Pour en avoir le coeur net, je décidai à téléphoner à Montserrat, la femme d'Henric. Elle et moi sommes suffisamment intimes pour que je lui confie mes soucis, il m'arrive même de lui poser certaines questions gênantes. Elle me comprit à demi-mot

« Olà ! Teresa, com vas ?

  - Coucou, Muntsa (c'est ainsi que je la surnomme), moi ça va bien, Raph' un peu moins, à son sujet il y a quelque chose que je voudrais te demander...

  - Tout ce que tu veux, Té', si je puis te répondre !

  - Raph' et moi, nous devions partir à Majorque au mois d'août....

  - Veinards ! Eh bien, allez-y si le coeur vous en dit ! Qu'est-ce qui vous en empêche ?

  - Mon mari me dit qu'il ne peut pas s'absenter, qu'Henric ne peut se passer de lui pour mener l'enquête publique à Castellvi.

  - Non, mais là tu rêves, c'est quoi ce délire ? C'est vrai qu'il y a eu du grabuge au début du mois, mais à présent, tout est revenu dans l'ordre. À ce qu'on dit, Raph' a trouvé une stagiaire compétente, tout-à fait en mesure de suivre seule le dossier pendant quelques jours.

  - Une stagiaire ?

  - Quoi, tu n'es pas au courant ? Un vrai canon, ma chère ! On ne parle que d'elle, tous les mecs lui courent après, Ric' ne tarit pas d'éloges à son sujet. Il a même lâché quelque part qu'il aimerait l'avoir un jour pour assistante, quand elle aura ses diplômes. Quel toupet ! Je parie qu'il n'attend qu'une chose, ce cavaleur (tu le connais!), c'est que Raph' lui lâche enfin les baskets.

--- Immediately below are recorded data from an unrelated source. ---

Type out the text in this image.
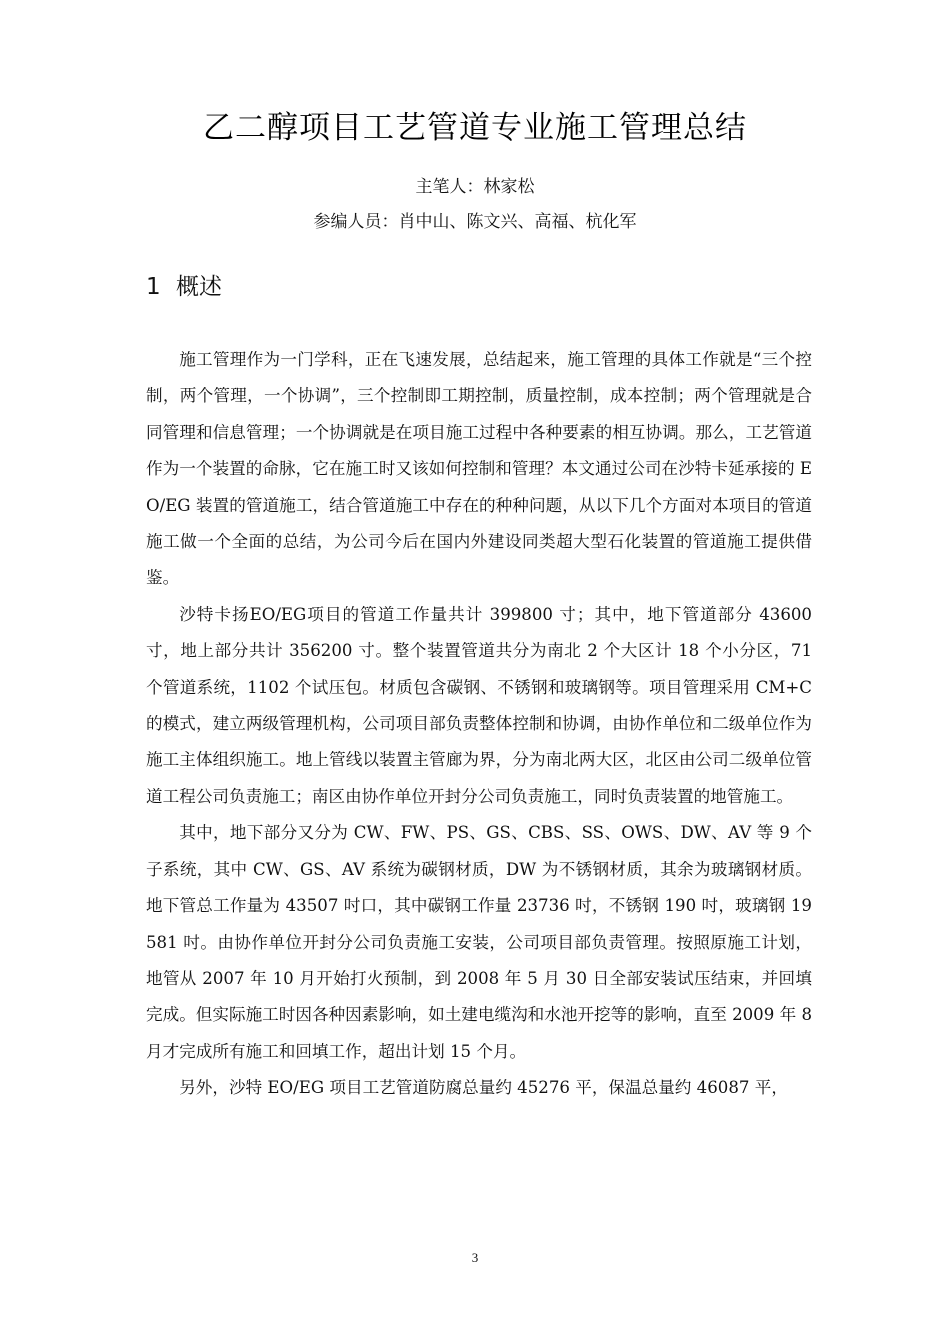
乙二醇项目工艺管道专业施工管理总结
主笔人：林家松
参编人员：肖中山、陈文兴、高福、杭化军
1 概述

施工管理作为一门学科，正在飞速发展，总结起来，施工管理的具体工作就是“三个控制，两个管理，一个协调”，三个控制即工期控制，质量控制，成本控制；两个管理就是合同管理和信息管理；一个协调就是在项目施工过程中各种要素的相互协调。那么，工艺管道作为一个装置的命脉，它在施工时又该如何控制和管理？本文通过公司在沙特卡延承接的 EO/EG 装置的管道施工，结合管道施工中存在的种种问题，从以下几个方面对本项目的管道施工做一个全面的总结，为公司今后在国内外建设同类超大型石化装置的管道施工提供借鉴。

沙特卡扬EO/EG项目的管道工作量共计 399800 寸；其中，地下管道部分 43600 寸，地上部分共计 356200 寸。整个装置管道共分为南北 2 个大区计 18 个小分区，71 个管道系统，1102 个试压包。材质包含碳钢、不锈钢和玻璃钢等。项目管理采用 CM+C 的模式，建立两级管理机构，公司项目部负责整体控制和协调，由协作单位和二级单位作为施工主体组织施工。地上管线以装置主管廊为界，分为南北两大区，北区由公司二级单位管道工程公司负责施工；南区由协作单位开封分公司负责施工，同时负责装置的地管施工。

其中，地下部分又分为 CW、FW、PS、GS、CBS、SS、OWS、DW、AV 等 9 个子系统，其中 CW、GS、AV 系统为碳钢材质，DW 为不锈钢材质，其余为玻璃钢材质。地下管总工作量为 43507 吋口，其中碳钢工作量 23736 吋，不锈钢 190 吋，玻璃钢 19581 吋。由协作单位开封分公司负责施工安装，公司项目部负责管理。按照原施工计划，地管从 2007 年 10 月开始打火预制，到 2008 年 5 月 30 日全部安装试压结束，并回填完成。但实际施工时因各种因素影响，如土建电缆沟和水池开挖等的影响，直至 2009 年 8 月才完成所有施工和回填工作，超出计划 15 个月。

另外，沙特 EO/EG 项目工艺管道防腐总量约 45276 平，保温总量约 46087 平，

3
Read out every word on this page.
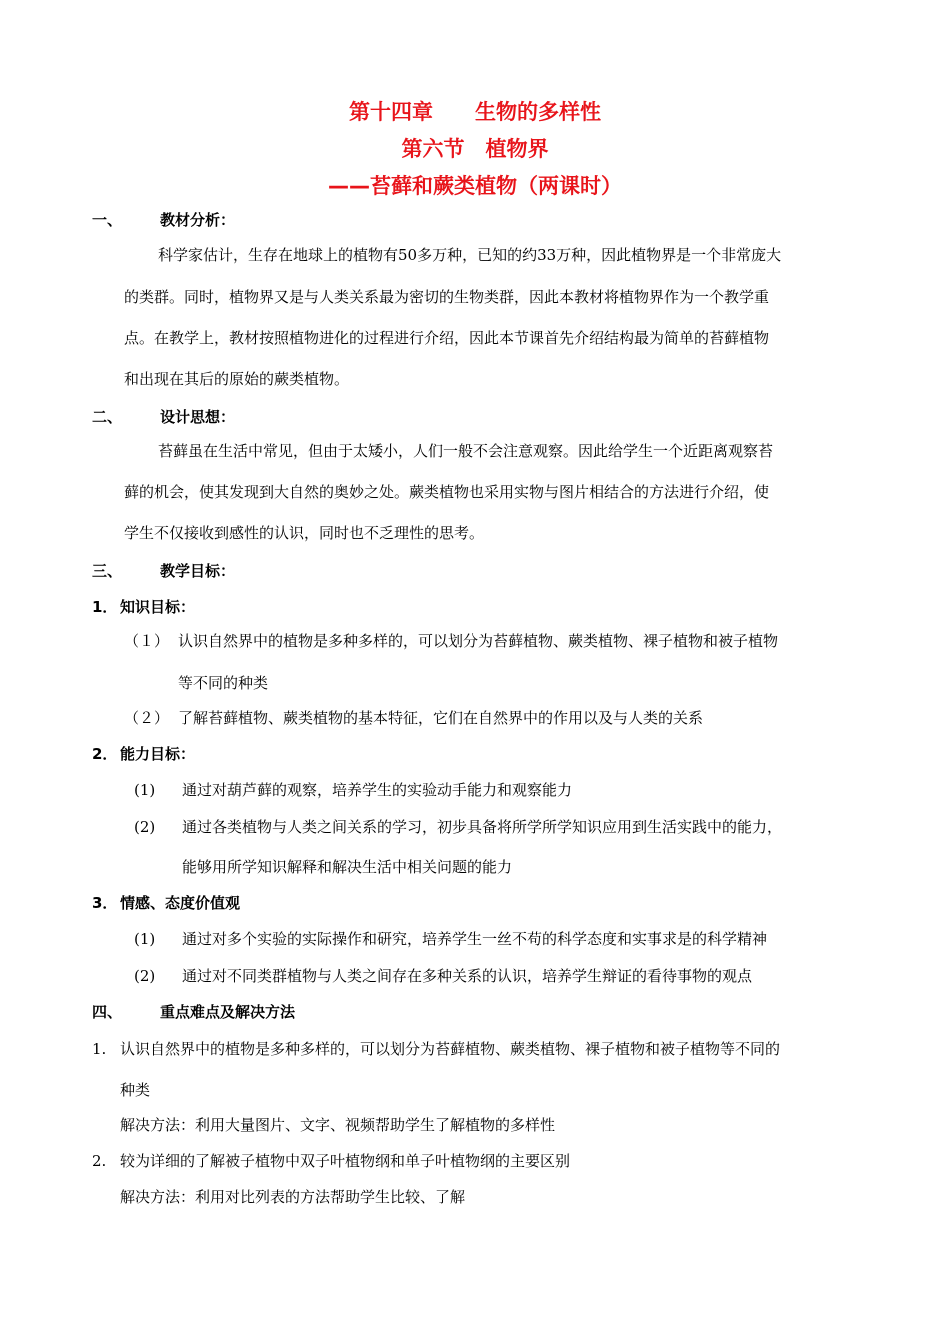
第十四章　　生物的多样性
第六节　植物界
——苔藓和蕨类植物（两课时）
一、	教材分析：
科学家估计，生存在地球上的植物有50多万种，已知的约33万种，因此植物界是一个非常庞大
的类群。同时，植物界又是与人类关系最为密切的生物类群，因此本教材将植物界作为一个教学重
点。在教学上，教材按照植物进化的过程进行介绍，因此本节课首先介绍结构最为简单的苔藓植物
和出现在其后的原始的蕨类植物。
二、	设计思想：
苔藓虽在生活中常见，但由于太矮小，人们一般不会注意观察。因此给学生一个近距离观察苔
藓的机会，使其发现到大自然的奥妙之处。蕨类植物也采用实物与图片相结合的方法进行介绍，使
学生不仅接收到感性的认识，同时也不乏理性的思考。
三、	教学目标：
1． 知识目标：
（１） 认识自然界中的植物是多种多样的，可以划分为苔藓植物、蕨类植物、裸子植物和被子植物
等不同的种类
（２） 了解苔藓植物、蕨类植物的基本特征，它们在自然界中的作用以及与人类的关系
2． 能力目标：
(1) 通过对葫芦藓的观察，培养学生的实验动手能力和观察能力
(2) 通过各类植物与人类之间关系的学习，初步具备将所学所学知识应用到生活实践中的能力，
能够用所学知识解释和解决生活中相关问题的能力
3． 情感、态度价值观
(1) 通过对多个实验的实际操作和研究，培养学生一丝不苟的科学态度和实事求是的科学精神
(2) 通过对不同类群植物与人类之间存在多种关系的认识，培养学生辩证的看待事物的观点
四、	重点难点及解决方法
1. 认识自然界中的植物是多种多样的，可以划分为苔藓植物、蕨类植物、裸子植物和被子植物等不同的
种类
解决方法：利用大量图片、文字、视频帮助学生了解植物的多样性
2. 较为详细的了解被子植物中双子叶植物纲和单子叶植物纲的主要区别
解决方法：利用对比列表的方法帮助学生比较、了解
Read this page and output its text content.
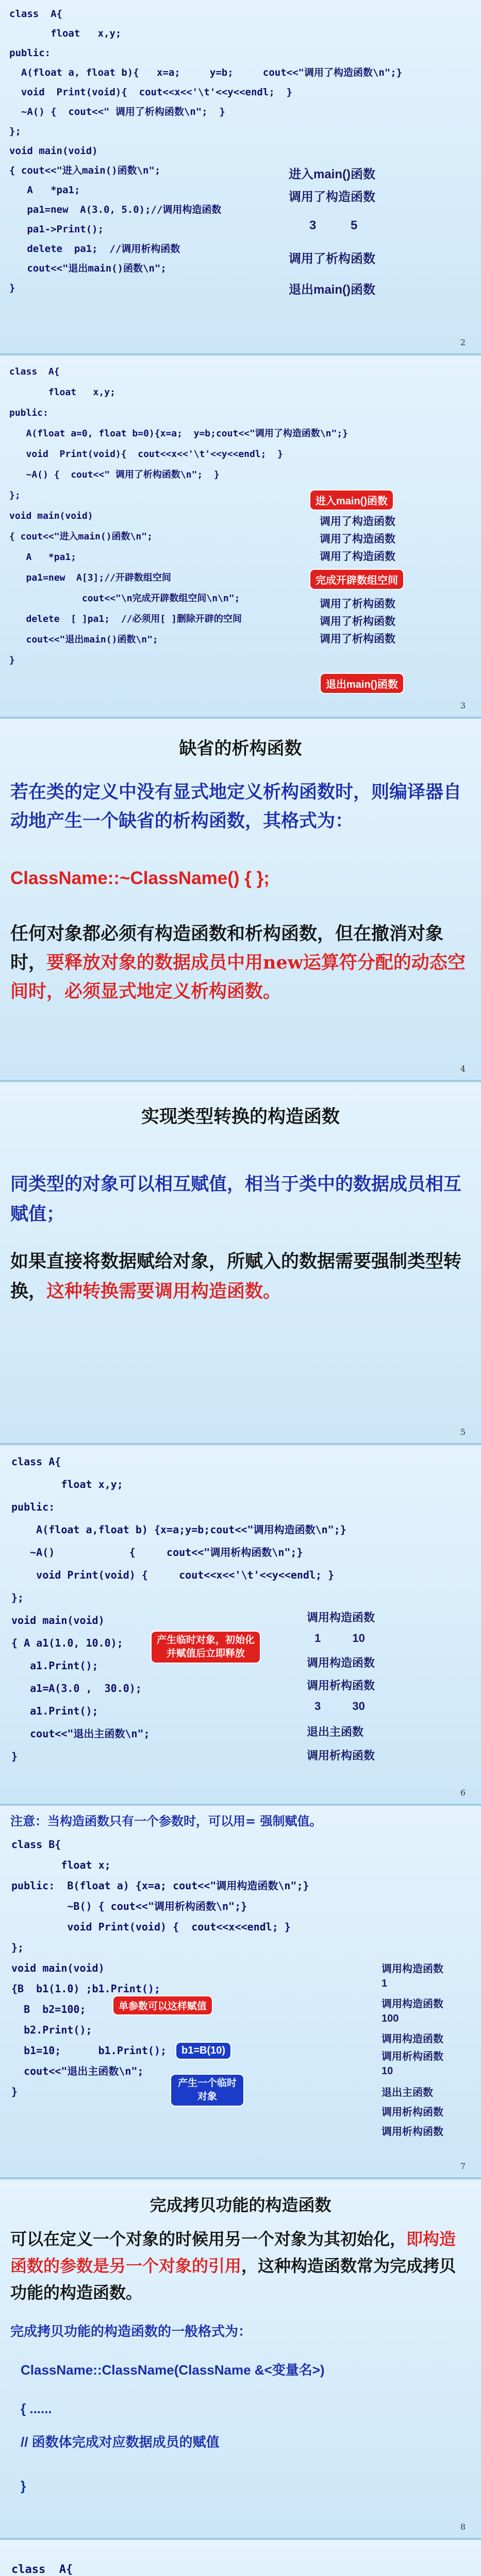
class  A{
float   x,y;
public:
A(float a, float b){   x=a;     y=b;     cout<<"调用了构造函数\n";}
void  Print(void){  cout<<x<<'\t'<<y<<endl;  }
~A() {  cout<<" 调用了析构函数\n";  }
};
void main(void)
{ cout<<"进入main()函数\n";
A   *pa1;
pa1=new  A(3.0, 5.0);//调用构造函数
pa1->Print();
delete  pa1;  //调用析构函数
cout<<"退出main()函数\n";
}
进入main()函数
调用了构造函数
3          5
调用了析构函数
退出main()函数
2
class  A{
float   x,y;
public:
A(float a=0, float b=0){x=a;  y=b;cout<<"调用了构造函数\n";}
void  Print(void){  cout<<x<<'\t'<<y<<endl;  }
~A() {  cout<<" 调用了析构函数\n";  }
};
void main(void)
{ cout<<"进入main()函数\n";
A   *pa1;
pa1=new  A[3];//开辟数组空间
cout<<"\n完成开辟数组空间\n\n";
delete  [ ]pa1;  //必须用[ ]删除开辟的空间
cout<<"退出main()函数\n";
}
进入main()函数
调用了构造函数
调用了构造函数
调用了构造函数
完成开辟数组空间
调用了析构函数
调用了析构函数
调用了析构函数
退出main()函数
3
缺省的析构函数
若在类的定义中没有显式地定义析构函数时，则编译器自动地产生一个缺省的析构函数，其格式为：
ClassName::~ClassName() { };
任何对象都必须有构造函数和析构函数，但在撤消对象时，要释放对象的数据成员中用new运算符分配的动态空间时，必须显式地定义析构函数。
4
实现类型转换的构造函数
同类型的对象可以相互赋值，相当于类中的数据成员相互赋值；
如果直接将数据赋给对象，所赋入的数据需要强制类型转换，这种转换需要调用构造函数。
5
class A{
float x,y;
public:
A(float a,float b) {x=a;y=b;cout<<"调用构造函数\n";}
~A()            {     cout<<"调用析构函数\n";}
void Print(void) {     cout<<x<<'\t'<<y<<endl; }
};
void main(void)
{ A a1(1.0, 10.0);
a1.Print();
a1=A(3.0 ,  30.0);
a1.Print();
cout<<"退出主函数\n";
}
产生临时对象，初始化并赋值后立即释放
调用构造函数
1          10
调用构造函数
调用析构函数
3          30
退出主函数
调用析构函数
6
注意：当构造函数只有一个参数时，可以用= 强制赋值。
class B{
float x;
public:  B(float a) {x=a; cout<<"调用构造函数\n";}
~B() { cout<<"调用析构函数\n";}
void Print(void) {  cout<<x<<endl; }
};
void main(void)
{B  b1(1.0) ;b1.Print();
B  b2=100;
b2.Print();
b1=10;      b1.Print();
cout<<"退出主函数\n";
}
单参数可以这样赋值
b1=B(10)
产生一个临时对象
调用构造函数
1
调用构造函数
100
调用构造函数
调用析构函数
10
退出主函数
调用析构函数
调用析构函数
7
完成拷贝功能的构造函数
可以在定义一个对象的时候用另一个对象为其初始化，即构造函数的参数是另一个对象的引用，这种构造函数常为完成拷贝功能的构造函数。
完成拷贝功能的构造函数的一般格式为：
ClassName::ClassName(ClassName &<变量名>)
{ ......
// 函数体完成对应数据成员的赋值
}
8
class  A{
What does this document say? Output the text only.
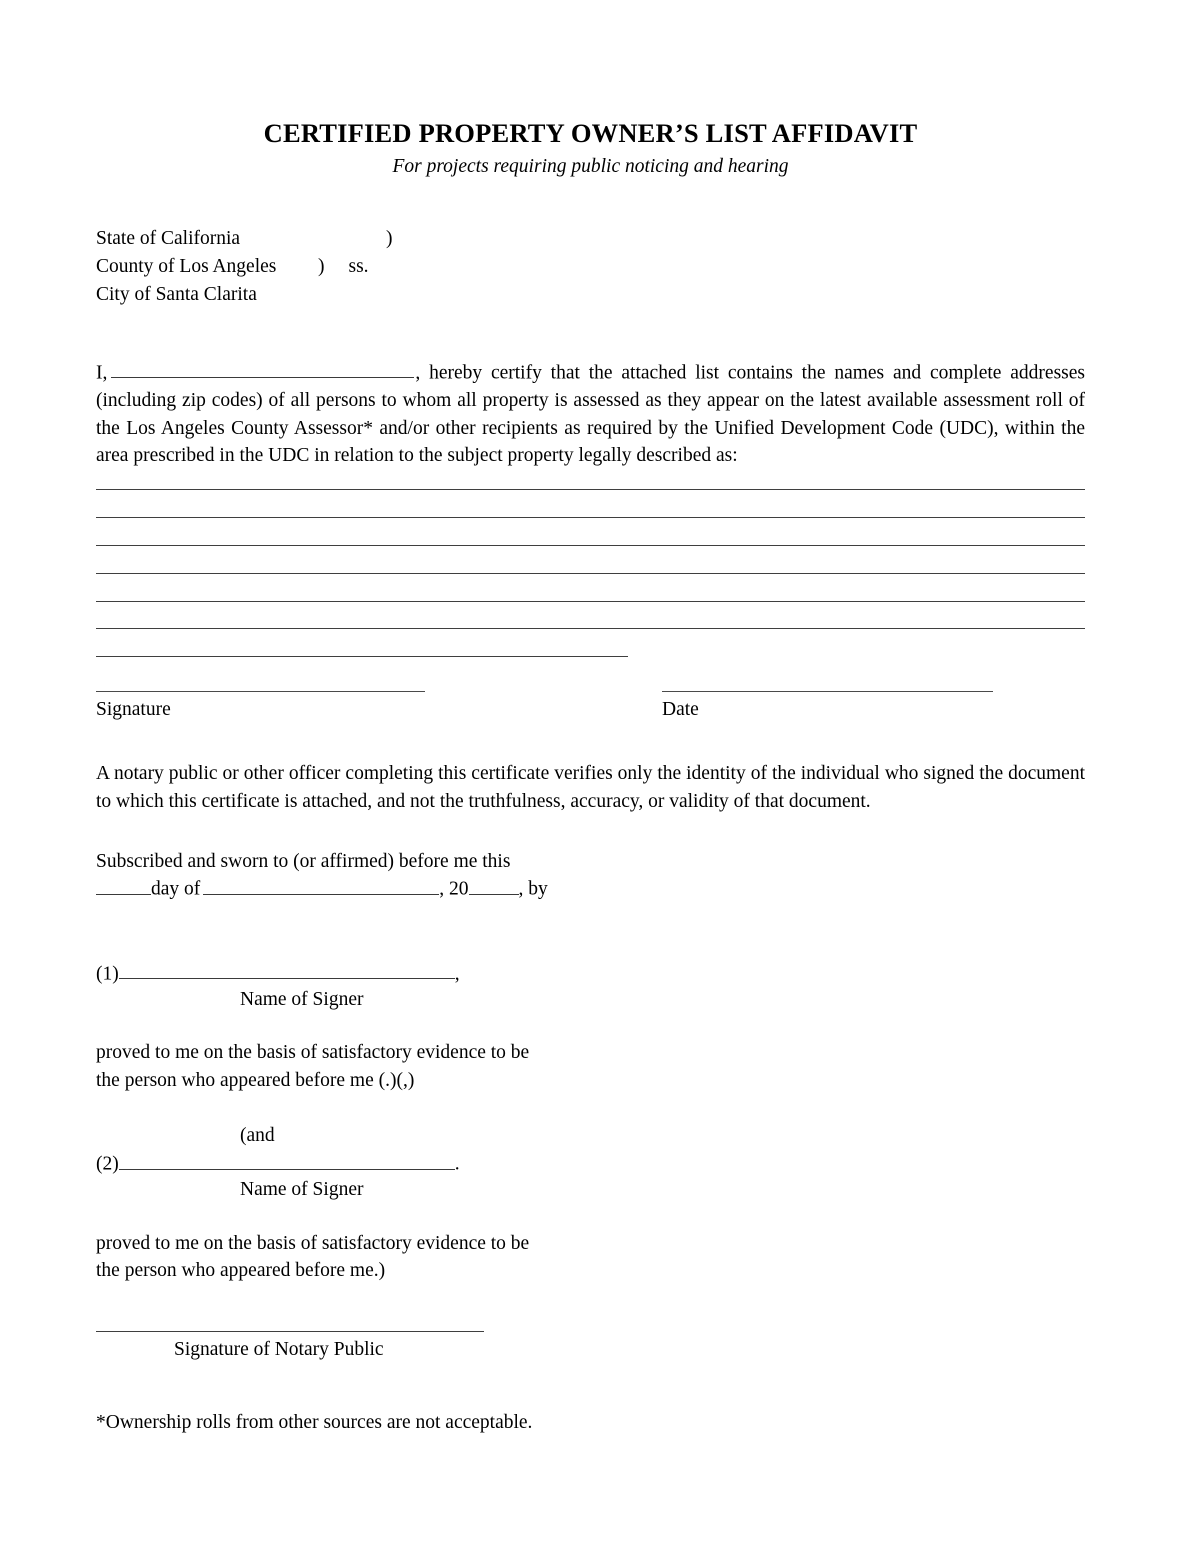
CERTIFIED PROPERTY OWNER’S LIST AFFIDAVIT
For projects requiring public noticing and hearing
State of California	)
County of Los Angeles ) ss.
City of Santa Clarita

I,	, hereby certify that the attached list contains the names and complete addresses (including zip codes) of all persons to whom all property is assessed as they appear on the latest available assessment roll of the Los Angeles County Assessor* and/or other recipients as required by the Unified Development Code (UDC), within the area prescribed in the UDC in relation to the subject property legally described as:

Signature	Date

A notary public or other officer completing this certificate verifies only the identity of the individual who signed the document to which this certificate is attached, and not the truthfulness, accuracy, or validity of that document.

Subscribed and sworn to (or affirmed) before me this
day of	, 20	, by
(1)	,
Name of Signer
proved to me on the basis of satisfactory evidence to be
the person who appeared before me (.)(,)
(and
(2)	.
Name of Signer
proved to me on the basis of satisfactory evidence to be
the person who appeared before me.)
Signature of Notary Public
*Ownership rolls from other sources are not acceptable.
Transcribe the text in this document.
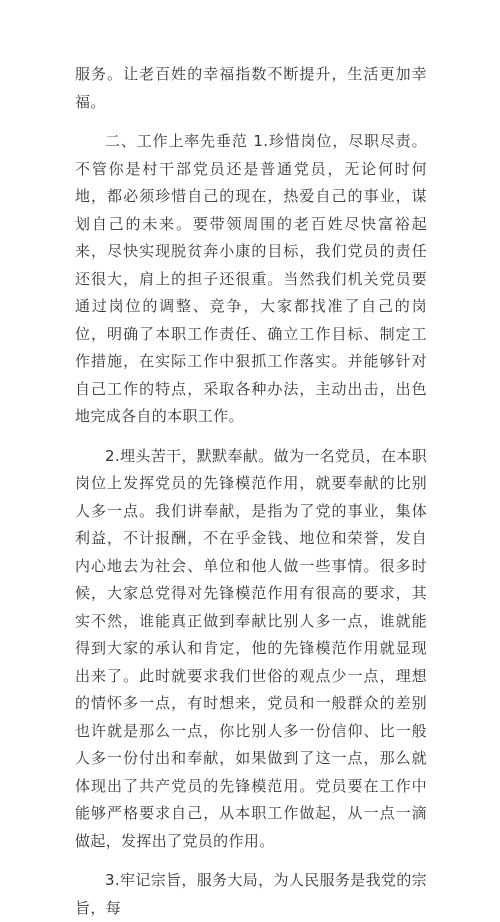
服务。让老百姓的幸福指数不断提升，生活更加幸福。

二、工作上率先垂范 1.珍惜岗位，尽职尽责。不管你是村干部党员还是普通党员，无论何时何地，都必须珍惜自己的现在，热爱自己的事业，谋划自己的未来。要带领周围的老百姓尽快富裕起来，尽快实现脱贫奔小康的目标，我们党员的责任还很大，肩上的担子还很重。当然我们机关党员要通过岗位的调整、竞争，大家都找准了自己的岗位，明确了本职工作责任、确立工作目标、制定工作措施，在实际工作中狠抓工作落实。并能够针对自己工作的特点，采取各种办法，主动出击，出色地完成各自的本职工作。

2.埋头苦干，默默奉献。做为一名党员，在本职岗位上发挥党员的先锋模范作用，就要奉献的比别人多一点。我们讲奉献，是指为了党的事业，集体利益，不计报酬，不在乎金钱、地位和荣誉，发自内心地去为社会、单位和他人做一些事情。很多时候，大家总党得对先锋模范作用有很高的要求，其实不然，谁能真正做到奉献比别人多一点，谁就能得到大家的承认和肯定，他的先锋模范作用就显现出来了。此时就要求我们世俗的观点少一点，理想的情怀多一点，有时想来，党员和一般群众的差别也许就是那么一点，你比别人多一份信仰、比一般人多一份付出和奉献，如果做到了这一点，那么就体现出了共产党员的先锋模范用。党员要在工作中能够严格要求自己，从本职工作做起，从一点一滴做起，发挥出了党员的作用。

3.牢记宗旨，服务大局，为人民服务是我党的宗旨，每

  - Ne m'en dis pas plus, Muntsa, j'ai tout compris.

  - Adiou, Té'.

Je venais de vivre un séisme. Quand je raccrochai le combiné, le monde avait changé pour moi. Vous raconter la suite ? Je n'en ai pas le courage. Nous sommes quand même partis avec notre enfant, mais ces vacances ont été les plus tristes de ma vie. Au sujet de Sol, Raph' a fini par tout m'avouer. Il éprouvait moins du remords que du dépit de la laisser aux mains d'Henric…. Il crevait de jalousie, mon homme, une punition bien méritée ! C'était sa première bêtise, je savais que j'allais lui pardonner.... Pour cette fois.

Il était loin le temps où, tels deux pigeons, nous nous aimions d'amour tendre.